You know when you see a kid in the playground acting like a complete jackass to all the other children and you’re all ‘where is your mother?!?’ That’s how I felt with this guy working in the hardware store.
I can’t even remember what I was shopping for, the experience with the clerk was so distracting from my task at hand. He was on the phone and didn’t look up when I came in. His conversation was clearly personal and not at all urgent and he rattled along, casually cussing, before finally saying that he should probably go as though having a customer walk in was the greatest of inconveniences. I am fine with casual and rarely offended by cussing. But having owned a small business for almost a decade, my shock was in imagining one of my staff ever behaving that way.
We had a good time, he was actually pretty helpful despite his ‘I don’t give a flying f-attitude’. When he couldn’t find a price, he just made it up saying “They don’t pay me enough to care.”
What?! Where is your mother? Where is your boss?
There are several layers that are dumbfounding to me here.
First…The amount of money we make has nothing to do with how much we care about our work. It just doesn’t. If you don’t care about your work, making more money won’t make you care. It might make it more tolerable, it might make it ‘worth it’ when you weigh it out at the end of the day, you may ACT more appropriately in order to not lose the paycheck…but money CAUSING you to care about your work….doesn’t work that way.
This also goes for “Once I get paid what I’m worth, then I’ll step up and work harder”. That’s not how things work. You provide value first and remuneration rolls in. Can you imagine if I, as a coach, held back what I have to offer, hold in my energy, knowledge, insight and love and demand you pay me a really high rate and THEN I’ll show up and deliver? Nonsense.
Anything I’ve ever built- be it a company, solid client base, great staff and respectable reputation- have all come out of generously and enthusiastically offering up whatever I’ve got. My time, know-how, talent and most importantly my heart.

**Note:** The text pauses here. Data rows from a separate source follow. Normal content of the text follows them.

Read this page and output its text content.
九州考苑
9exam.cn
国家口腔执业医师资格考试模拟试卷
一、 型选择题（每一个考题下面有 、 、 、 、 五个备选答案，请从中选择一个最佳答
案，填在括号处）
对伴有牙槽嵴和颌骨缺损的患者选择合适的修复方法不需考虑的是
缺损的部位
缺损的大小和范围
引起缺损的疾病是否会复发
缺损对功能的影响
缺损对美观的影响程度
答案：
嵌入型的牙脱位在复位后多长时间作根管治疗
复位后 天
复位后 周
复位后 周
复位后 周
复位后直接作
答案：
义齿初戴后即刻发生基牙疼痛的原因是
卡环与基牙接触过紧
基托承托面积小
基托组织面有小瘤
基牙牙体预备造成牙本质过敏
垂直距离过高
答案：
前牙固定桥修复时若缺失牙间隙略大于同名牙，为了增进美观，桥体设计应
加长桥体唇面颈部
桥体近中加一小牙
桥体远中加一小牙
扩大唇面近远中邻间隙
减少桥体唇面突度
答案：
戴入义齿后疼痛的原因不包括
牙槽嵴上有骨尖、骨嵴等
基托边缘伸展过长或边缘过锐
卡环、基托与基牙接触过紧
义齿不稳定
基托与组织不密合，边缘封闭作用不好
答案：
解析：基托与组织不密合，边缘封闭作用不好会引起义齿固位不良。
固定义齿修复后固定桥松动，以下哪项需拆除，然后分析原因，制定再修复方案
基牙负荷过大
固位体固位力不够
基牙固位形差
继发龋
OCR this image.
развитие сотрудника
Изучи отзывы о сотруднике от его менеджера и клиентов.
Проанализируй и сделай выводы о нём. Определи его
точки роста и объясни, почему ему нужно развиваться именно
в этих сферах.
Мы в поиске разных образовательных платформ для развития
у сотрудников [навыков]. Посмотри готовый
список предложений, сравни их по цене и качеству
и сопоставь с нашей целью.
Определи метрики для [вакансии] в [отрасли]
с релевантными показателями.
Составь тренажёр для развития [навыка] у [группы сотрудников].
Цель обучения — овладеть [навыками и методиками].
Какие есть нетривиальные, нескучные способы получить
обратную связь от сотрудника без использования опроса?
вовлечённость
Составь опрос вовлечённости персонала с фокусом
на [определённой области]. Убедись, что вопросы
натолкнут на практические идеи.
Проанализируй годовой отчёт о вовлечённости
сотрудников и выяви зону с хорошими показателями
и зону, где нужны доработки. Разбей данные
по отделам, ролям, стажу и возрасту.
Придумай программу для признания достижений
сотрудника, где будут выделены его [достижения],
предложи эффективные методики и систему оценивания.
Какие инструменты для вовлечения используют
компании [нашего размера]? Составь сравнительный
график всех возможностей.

Being stingy will leave you with what you’re offering up…not much.
And when I say ‘Where is your boss?’ I don’t mean to reprimand…I mean to provide a little bit of leadership, culture and community in the workplace.
In my past life as the owner of a hair salon we really made things up as we went along. Having only had a few part time, short term jobs before opening the place, I hadn’t formed a whole bunch of ideas about how things should be run.
What I did notice about being an employee was that my enjoyment of my work was of little concern to most of my employers. Which is a poor business move. ..
Fact: When people enjoy what they do, they are more productive.
The subtle resistance that occurs in every move and task for someone who resents what they’re doing or even being there at all is PROFOUND.
If you have a team and you’re focused on your targets and your numbers and you’re not focused, like really focused, on your team’s job satisfaction, you’re bleeding energy that could totally boost things up.
We used to have a weekly meeting at the salon, our Haven Huddle. Here, each staff would say what their targets or goals were for the week, in terms of numbers and where they were at in accordance. Nothing revolution here- measuring the measurable results is all. But what about their job satisfaction?
Why don’t most companies measure this? Probably because it’s not empirically measurable. Job satisfaction is subjective. Can’t turn that into a system.
It would benefit us all to bring a lot more humanity to how we’re running our companies.
Here’s what we did…
It was built into our policy manual that our staff had to love their work. We hired people who truly wanted to be there, who were stoked about the unique culture of inclusion and collective support and creative expression that we’d created. In those weekly huddles, each member rated their level of job satisfaction on a scale of 1-10. If they were above an 8, they talked about what was working that had them so satisfied (on behalf of supporting the team in generating responsibility for their own satisfaction.) If they were below an 8, they shared about what was going on that created the gap and what they planned to do about it. Then, someone else on the team would offer to support them in some way.
Here’s the thing though, this doesn’t work unless management actually gives a shit. If people don’t like their job because they think their manager is a bozo, are they supposed to say that in the meeting?
As a manager in this context, you need to actually really care. You need to be open to the perspectives and opinions of the staff and actually willing to be influenced by them. That’s how a real sense of team is created rather than a dictatorship. If we had a policy that everyone must love their work and that if they don’t, there’s a threat on the other end, rather than a big hearted commitment, it would just be another false ra-ra strategy to produce a result for the company.
At the crux of all of this is offering care.
At the crux of all of this is offering love.
People need to matter. Take care of your people and they’ll take care of your bottom line.
And it’s a co-created phenomenon that makes all the difference in the work place. We’re living in a world right now where so much emphasis is put on external results and we go about measuring those and completely forget about the heart. But the heart will move us faster and further than anything else. It was clear that this kid at the hardware store didn’t care about the company, and the company didn’t care about him.
I want to live in a world where we build our work and our interactions on deep care for one another, this would lead to way deeper fulfillment when the results do come in, fewer traumas when they don’t and could weed out a whole bunch of poor decisions that harm many along the way.